Nacido en el seno de una familia de enorme fortuna, la existencia de Huidobro no parece atravesada por verdaderos sobresaltos. El encumbrado abolengo de su linaje significó una majadera molestia para el joven poeta con aspiraciones; la poda del García-Huidobro original le ofreció una solución satisfactoria para distraer la carga nobiliaria de su estirpe. Pero la insonorización propia de los sólidos murallones familiares, nos empuja a descartar cualquier asomo de estridencia en esos años de juventud y primera adultez. La holgura, la sobreprotección, hacen que la intensidad de los conflictos no traspasen nunca los márgenes del juego. Sufre el estigma propio de los artistas de su clase. En mayor o menor medida, o quizá incluso en forma proporcional a la envergadura de la riqueza de la familia donde nacieron y se criaron, cada uno debe someterse a una doble validación, no solo ante sus resentidos pares o simples aficionados, sino también ante la academia y el engranaje de la evaluación histórica. La validación por los méritos estrictamente creativos y una validación extra para disipar dudas sobre la real profundidad de las aspiraciones artísticas. Podemos elegir un ejemplo para cada disciplina: en su momento, y en su medida, Mendelssohn, Degas y la Mansfield padecieron algún recelo similar. No es nuevo, y menos un fenómeno exclusivamente “chileno”. Se da en todos lados y desde hace siglos. Y Huidobro, en vida, sobre todo en ese tramo inicial, parecía comportarse para insuflar el estigma, con sus continuos viajes a Europa, sus declaraciones altisonantes, el gesto seguro, resuelto, sentenciante de sus arremetidas.

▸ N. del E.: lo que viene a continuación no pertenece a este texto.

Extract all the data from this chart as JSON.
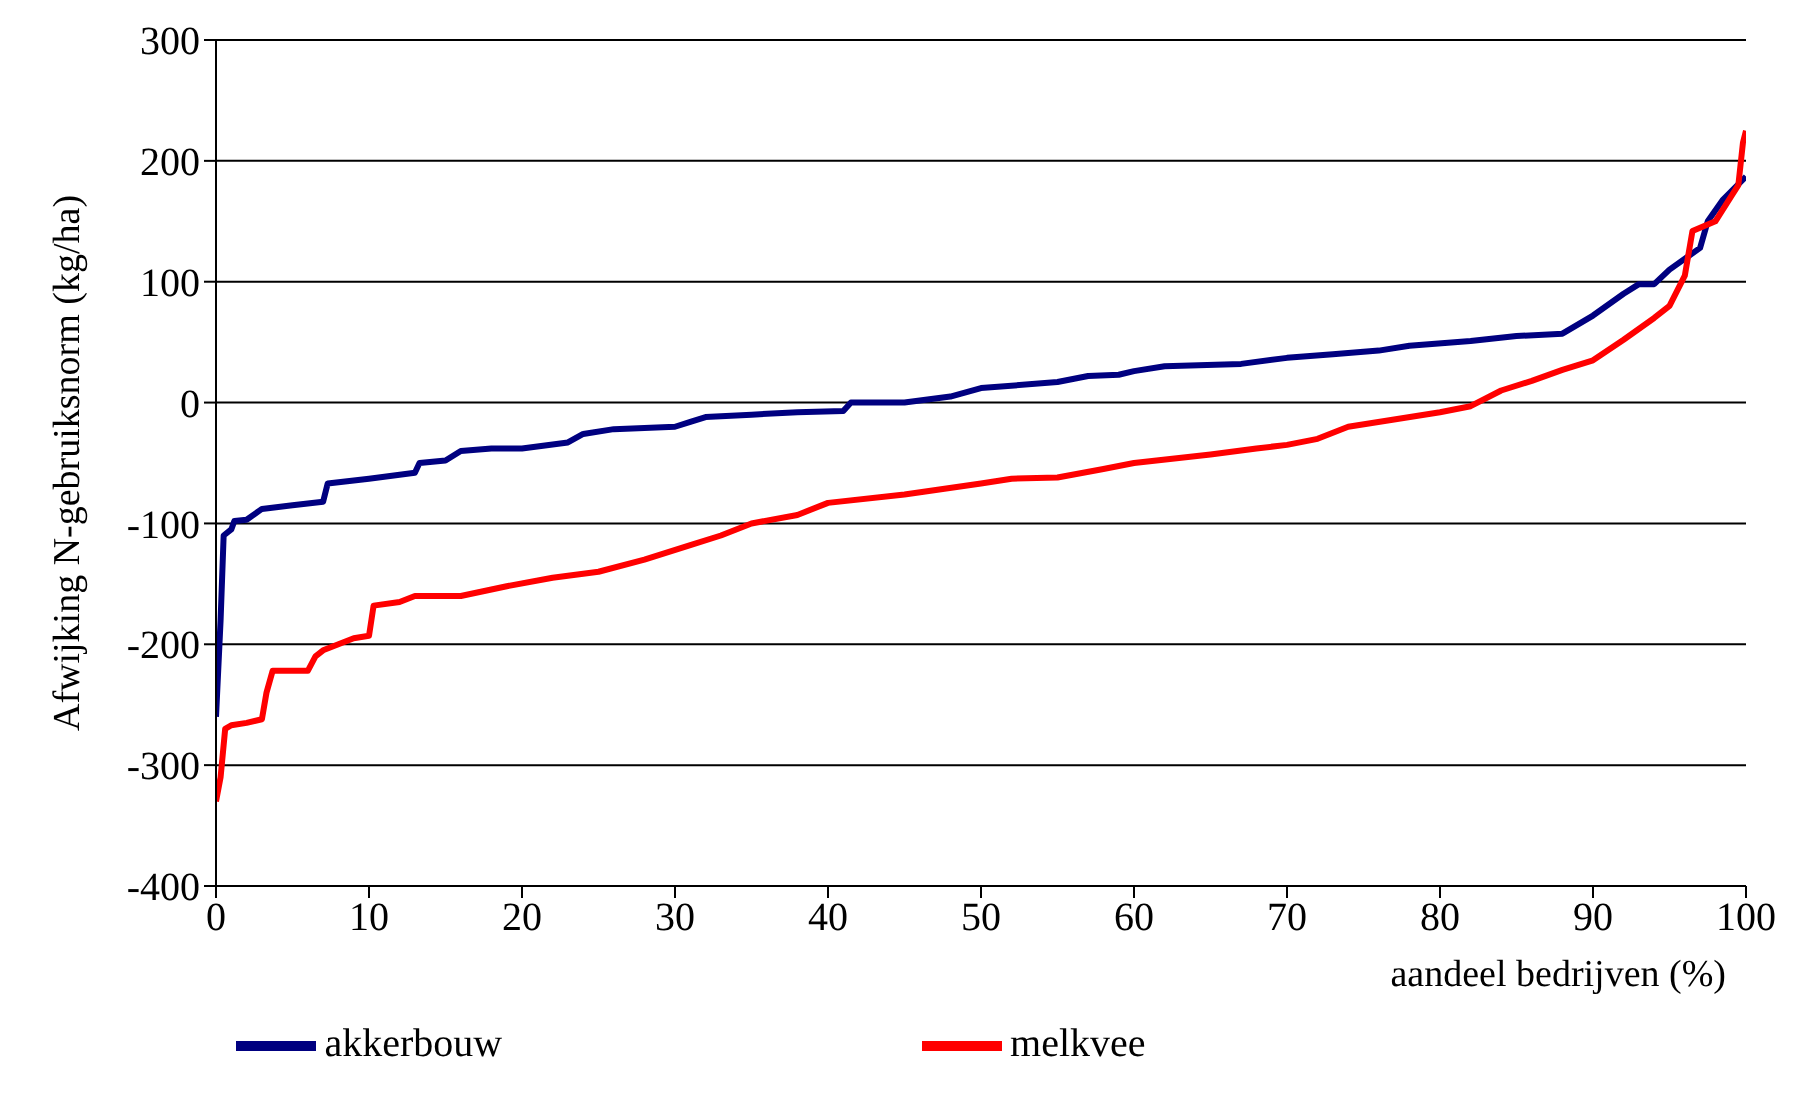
{
  "chart_data": {
    "type": "line",
    "xlabel": "aandeel bedrijven (%)",
    "ylabel": "Afwijking N-gebruiksnorm (kg/ha)",
    "xlim": [
      0,
      100
    ],
    "xticks": [
      0,
      10,
      20,
      30,
      40,
      50,
      60,
      70,
      80,
      90,
      100
    ],
    "ylim": [
      -400,
      300
    ],
    "yticks": [
      -400,
      -300,
      -200,
      -100,
      0,
      100,
      200,
      300
    ],
    "grid": "y",
    "legend": "bottom",
    "marker": "none",
    "line_style": "solid",
    "series": [
      {
        "name": "akkerbouw",
        "color": "#000080",
        "x": [
          0,
          0.3,
          0.5,
          1,
          1.2,
          2,
          3,
          5,
          7,
          7.3,
          10,
          13,
          13.3,
          15,
          16,
          18,
          20,
          23,
          24,
          26,
          30,
          31,
          32,
          35,
          38,
          41,
          41.5,
          45,
          48,
          50,
          55,
          57,
          59,
          60,
          62,
          67,
          70,
          73,
          76,
          78,
          82,
          85,
          88,
          90,
          92,
          93,
          94,
          95,
          97,
          97.5,
          98.5,
          100
        ],
        "values": [
          -260,
          -180,
          -110,
          -105,
          -98,
          -97,
          -88,
          -85,
          -82,
          -67,
          -63,
          -58,
          -50,
          -48,
          -40,
          -38,
          -38,
          -33,
          -26,
          -22,
          -20,
          -16,
          -12,
          -10,
          -8,
          -7,
          0,
          0,
          5,
          12,
          17,
          22,
          23,
          26,
          30,
          32,
          37,
          40,
          43,
          47,
          51,
          55,
          57,
          72,
          90,
          98,
          98,
          110,
          128,
          150,
          168,
          187
        ]
      },
      {
        "name": "melkvee",
        "color": "#ff0000",
        "x": [
          0,
          0.3,
          0.6,
          1,
          2,
          3,
          3.3,
          3.7,
          6,
          6.5,
          7,
          8,
          9,
          10,
          10.3,
          12,
          13,
          16,
          19,
          22,
          25,
          28,
          31,
          33,
          35,
          38,
          40,
          45,
          50,
          52,
          55,
          58,
          60,
          65,
          68,
          70,
          72,
          74,
          77,
          80,
          82,
          84,
          86,
          88,
          90,
          92,
          94,
          95,
          96,
          96.5,
          98,
          99,
          99.5,
          99.8,
          100
        ],
        "values": [
          -330,
          -310,
          -270,
          -267,
          -265,
          -262,
          -240,
          -222,
          -222,
          -210,
          -205,
          -200,
          -195,
          -193,
          -168,
          -165,
          -160,
          -160,
          -152,
          -145,
          -140,
          -130,
          -118,
          -110,
          -100,
          -93,
          -83,
          -76,
          -67,
          -63,
          -62,
          -55,
          -50,
          -43,
          -38,
          -35,
          -30,
          -20,
          -14,
          -8,
          -3,
          10,
          18,
          27,
          35,
          52,
          70,
          80,
          105,
          142,
          150,
          170,
          180,
          215,
          225
        ]
      }
    ]
  }
}
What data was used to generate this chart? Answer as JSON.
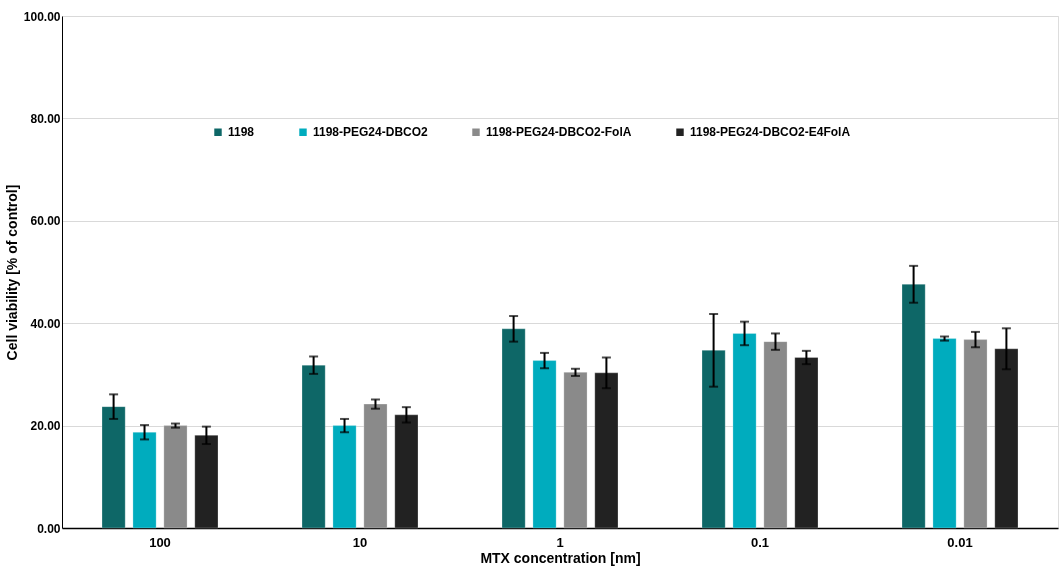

Pero Huidobro cae víctima de la apoplejía a poco de bajarse del tren en la estación de Cartagena, el balneario de la costa chilena que ya empezaba a dejar bien atrás sus días de gloria, y no en alguna de las grandes capitales del mundo que desde temprana edad había frecuentado al punto de convertirlas en su hábitat natural. Pasó sus últimas horas en esa casona de piso de madera y paredes de grueso adobe, donde había decidido radicarse hacía algún tiempo. En ese último tramo, ese desenlace de sopor y fiebres, se dedica a decirles “cara de poto” a sus amigos, que se congregan constreñidos ante su lecho. No hay solemnidad, no hay altisonancias. Enfrentado a la muerte, el poeta de la más alta y rancia alcurnia, las arrogancias juveniles, el que golpeaba la mesa reclamando su derecho a ser un “pequeño dios”, elige el juego. Persiste en el juego, abraza en forma final y definitiva el juego.
Esa consistencia, esa sola, es seña inequívoca de su real estatura.